Neu im Kino: Die Lügen der Leni Riefenstahl
Produziert von Sandra Maischberger, gibt der Dokufilm "Riefenstahl" Einblick in das Leben der einstigen Nazi-Propaganda-Filmerin. Er zeigt, dass Riefenstahl noch lange glühende Bewunderer hatte.

Produziert von Sandra Maischberger, gibt der Dokufilm „Riefenstahl“ Einblick in das Leben der einstigen Nazi-Propaganda-Filmerin. Er zeigt, dass Riefenstahl noch lange glühende Bewunderer hatte.

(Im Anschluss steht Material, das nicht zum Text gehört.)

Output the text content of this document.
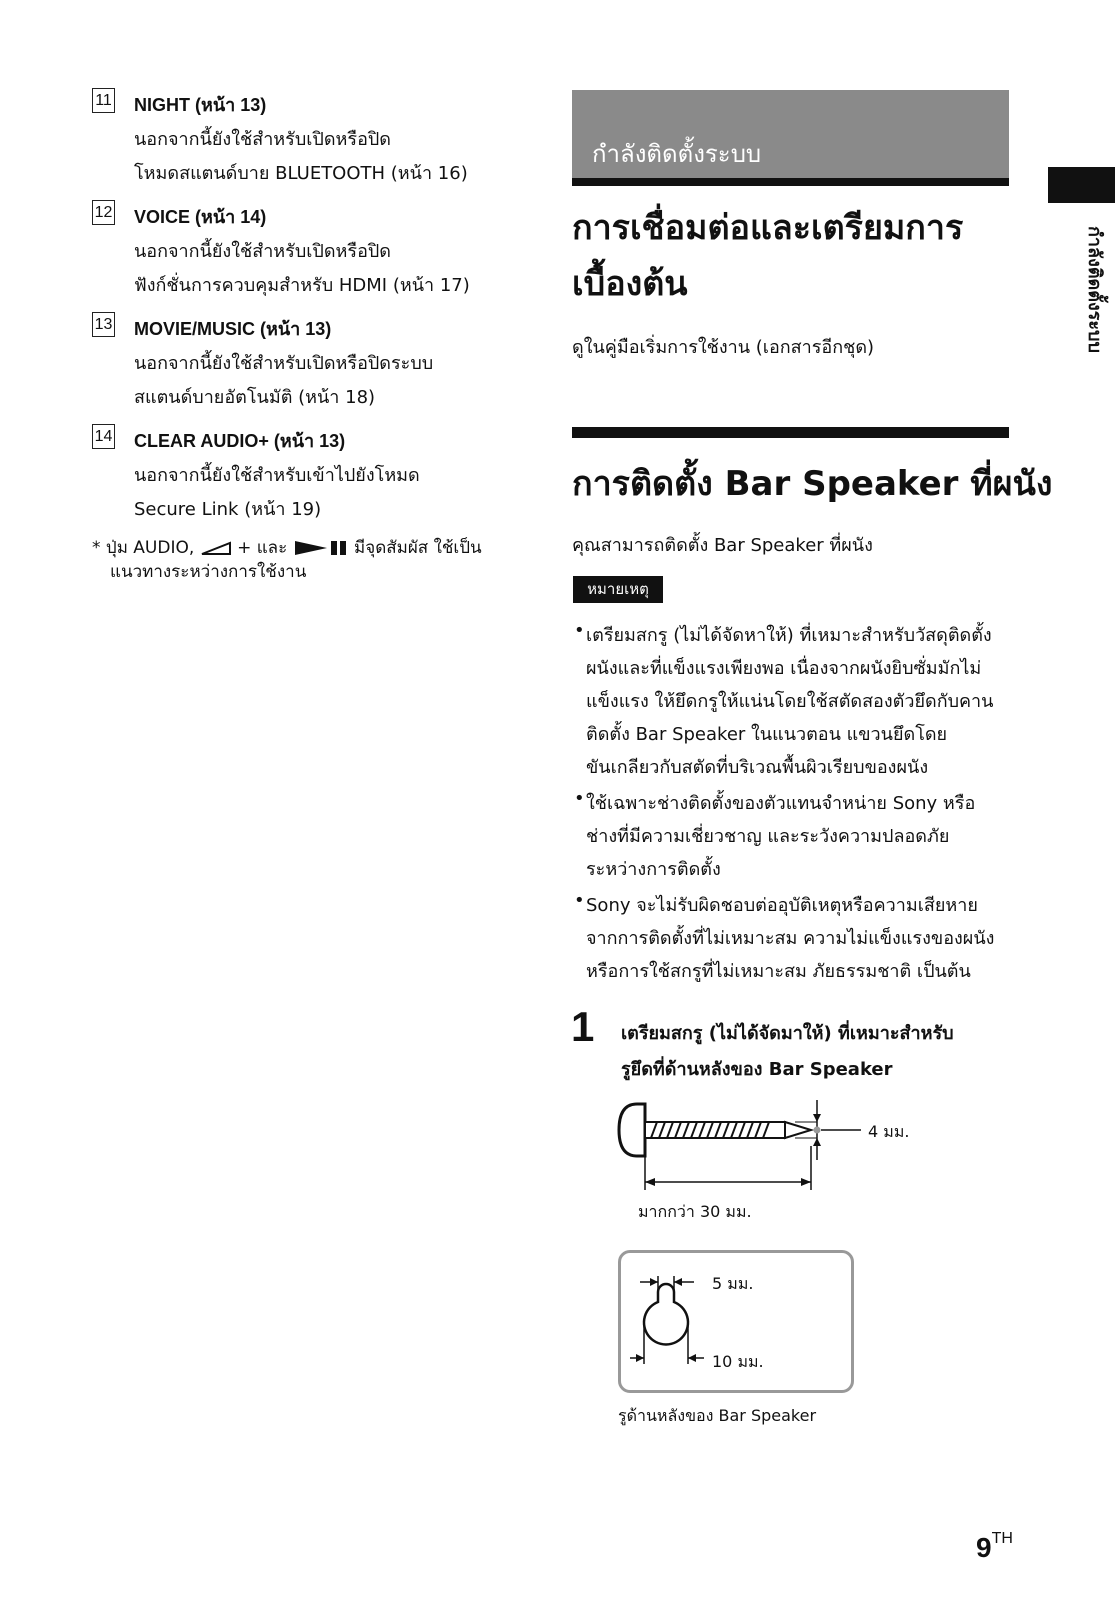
11 NIGHT (หน้า 13)
นอกจากนี้ยังใช้สำหรับเปิดหรือปิด
โหมดสแตนด์บาย BLUETOOTH (หน้า 16)
12 VOICE (หน้า 14)
นอกจากนี้ยังใช้สำหรับเปิดหรือปิด
ฟังก์ชั่นการควบคุมสำหรับ HDMI (หน้า 17)
13 MOVIE/MUSIC (หน้า 13)
นอกจากนี้ยังใช้สำหรับเปิดหรือปิดระบบ
สแตนด์บายอัตโนมัติ (หน้า 18)
14 CLEAR AUDIO+ (หน้า 13)
นอกจากนี้ยังใช้สำหรับเข้าไปยังโหมด
Secure Link (หน้า 19)
* ปุ่ม AUDIO,	+ และ	มีจุดสัมผัส ใช้เป็น
แนวทางระหว่างการใช้งาน
กำลังติดตั้งระบบ
การเชื่อมต่อและเตรียมการ
เบื้องต้น
ดูในคู่มือเริ่มการใช้งาน (เอกสารอีกชุด)
การติดตั้ง Bar Speaker ที่ผนัง
คุณสามารถติดตั้ง Bar Speaker ที่ผนัง
หมายเหตุ
• เตรียมสกรู (ไม่ได้จัดหาให้) ที่เหมาะสำหรับวัสดุติดตั้ง
ผนังและที่แข็งแรงเพียงพอ เนื่องจากผนังยิบซั่มมักไม่
แข็งแรง ให้ยึดกรูให้แน่นโดยใช้สตัดสองตัวยึดกับคาน
ติดตั้ง Bar Speaker ในแนวตอน แขวนยึดโดย
ขันเกลียวกับสตัดที่บริเวณพื้นผิวเรียบของผนัง
• ใช้เฉพาะช่างติดตั้งของตัวแทนจำหน่าย Sony หรือ
ช่างที่มีความเชี่ยวชาญ และระวังความปลอดภัย
ระหว่างการติดตั้ง
• Sony จะไม่รับผิดชอบต่ออุบัติเหตุหรือความเสียหาย
จากการติดตั้งที่ไม่เหมาะสม ความไม่แข็งแรงของผนัง
หรือการใช้สกรูที่ไม่เหมาะสม ภัยธรรมชาติ เป็นต้น
1 เตรียมสกรู (ไม่ได้จัดมาให้) ที่เหมาะสำหรับ
รูยึดที่ด้านหลังของ Bar Speaker
4 มม.
มากกว่า 30 มม.
5 มม.
10 มม.
รูด้านหลังของ Bar Speaker
กำลังติดตั้งระบบ
9TH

Leni Riefenstahl grinst, ihre blond gefärbten Locken perfekt eingedreht sitzt sie 1976 in einer Talkshow. „Da müssen Sie mich verwechseln“, sagt sie zu einer Zeitzeugin, die sie auf den menschenverachtenden Charakter ihrer Filme anspricht. 

Riefenstahl (1902-2003), die für Adolf Hitler Filme wie „Triumph des Willens“ oder „Olympia“ drehte, war bekannt dafür, ihre historische Verantwortung zu leugnen. Mit lächelndem Pokerface gab sie sich als naive Künstlerin, die nur ihre Aufträge erfüllt habe. So ist sie auch im neuen Dokumentarfilm „Riefenstahl“ zu sehen, der jetzt ins Kino kommt.

„Riefenstahl“ ist ein Film von Andres Veiel. Produziert von Sandra Maischberger, setzt sich das Werk anhand von Riefenstahls Nachlass mit ihrem Verhältnis zum Nazi-Regime auseinander, erzählt aber auch aus ihrer Biografie. Veiel und Maischberger hatten als Erste Zugang zu dem aus 700 Kisten bestehenden Nachlass der Künstlerin.

Hinweis auf Hitler-Begeisterung hat sie versteckt

Entstanden ist ein so finsteres wie faszinierendes Werk über eine Frau, die zu manipulieren wusste. Immer wieder zeigt der Film Szenen, die nahelegen: Riefenstahl hat ihre Tätigkeit für das NS-Regime wohl nicht bereut. Nach dem Zweiten Weltkrieg wurde sie als Mitläuferin klassifiziert, sie selbst betonte immer wieder, sie sei unpolitisch gewesen. 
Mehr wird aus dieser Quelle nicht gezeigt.